Leaks are relatively common, often due to malposition of vaporizer on back bar, loss of gaskets, or fault in internal seals of the manifold. 10 Even after a proper preuse check; vaporizer if slightly tilted from its mount a leak may occur.14 Leaks from junction between vaporizer and selectatec block raises a risk of hypoventilation, rebreathing , desaturation and awareness. 10
A leak from vaporizer or its mount should be suspected if
• vaporizer requires filling frequently,
• detectable odour,
• decreased fresh gas flow once vaporizer turned on 10 as what happened in our case. It was probably a large leak resulting in no fresh gas flow at the outlet, leading to a quick attention towards the mishappenning.
• changed vaporizer during a case.
• didn’t check that vaporizer is not locked on to the manifold before switching it ON.
• didn’t do a preuse check after changing the vaporizer, as recommended in the anaesthesia machine preuse checklist.15
A low pressure circuit leak test should be performed daily; and each time the vaporizer is changed. 10, 15 If a check valve is present upstream a negative leak pressure test is
advised which is performed by attaching a suction bulb at the outlet. Also for the self test to determine if an internal vaporizer leak is present; the leak test is repeated with each vaporizer sequentially while it’s concentration control dial is in on position.15 This case highlights that human error and misuse of equipment is one of the causes of preventable anaesthetic misadventure.

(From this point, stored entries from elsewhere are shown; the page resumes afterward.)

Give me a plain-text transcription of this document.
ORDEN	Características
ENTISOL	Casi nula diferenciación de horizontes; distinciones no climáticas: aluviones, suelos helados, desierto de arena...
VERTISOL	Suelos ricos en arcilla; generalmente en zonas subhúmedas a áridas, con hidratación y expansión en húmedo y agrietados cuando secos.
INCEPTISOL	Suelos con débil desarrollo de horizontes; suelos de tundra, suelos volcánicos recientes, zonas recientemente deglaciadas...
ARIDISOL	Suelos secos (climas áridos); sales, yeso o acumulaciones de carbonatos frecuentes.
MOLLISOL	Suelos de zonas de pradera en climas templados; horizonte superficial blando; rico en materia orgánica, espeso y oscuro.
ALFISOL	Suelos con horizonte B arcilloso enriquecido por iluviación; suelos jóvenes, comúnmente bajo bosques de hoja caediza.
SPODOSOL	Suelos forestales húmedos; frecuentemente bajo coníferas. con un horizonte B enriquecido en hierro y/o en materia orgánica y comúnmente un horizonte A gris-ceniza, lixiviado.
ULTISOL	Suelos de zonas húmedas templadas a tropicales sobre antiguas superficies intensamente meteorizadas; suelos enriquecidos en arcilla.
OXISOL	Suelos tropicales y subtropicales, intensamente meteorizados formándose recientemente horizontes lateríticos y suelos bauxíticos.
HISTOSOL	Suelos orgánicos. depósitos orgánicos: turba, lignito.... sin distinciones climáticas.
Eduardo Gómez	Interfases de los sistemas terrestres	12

According to Cooper et al. human error was involved in 82% while, equipment failure in 14% of preventable incidents.16 Factors frequently associated are inadequate communication among personnel, haste or lack of precaution; and distraction,17 laziness, pride and boredom too 18 are responsible. Contributing factors to most of these errors are last minute changes because of change in schedule, breathing system, ventilator, or type of anaesthesia leading to a man- machine interaction failure.1
Had we been communicated by the technician that the isoflurane vaporizer was not locked on the manifold; the event could have been averted. Since we could turn on the concentration control dial; a false impression of the correct seating of the vaporizer was created. Ancillary personnel make an important contribution to the anesthesiologist liability. Misuse of equipment by technicians, engineers, nurses contribute to patient injury.19
Certain steps elaborated by McIntyre to prevent any misadventure-
• proper pre- anesthetic check of the equipment,
• an understanding of the principles of the equipment functions,
• how it is assembled correctly through an effective collaboration with technicians, nurses and manufacturers;
• routine servicing and calibration of the equipment. 20
Standard operating protocols should be developed and adhered to that provide individuals with information to perform a job properly; minimize miscommunication; and facilitate consistency in quality and integrity of product or end result.
Equipment sometimes fails to function properly and people err inspite of all the precautions. We were alerted of strictly following manufacturer’s instructions and preuse checklist protocols as to know our equipment in entirety. Nevertheless, such incidents also provide with the insight into the lapses and lacunae in the level of training, organization and delivery of task by the staff.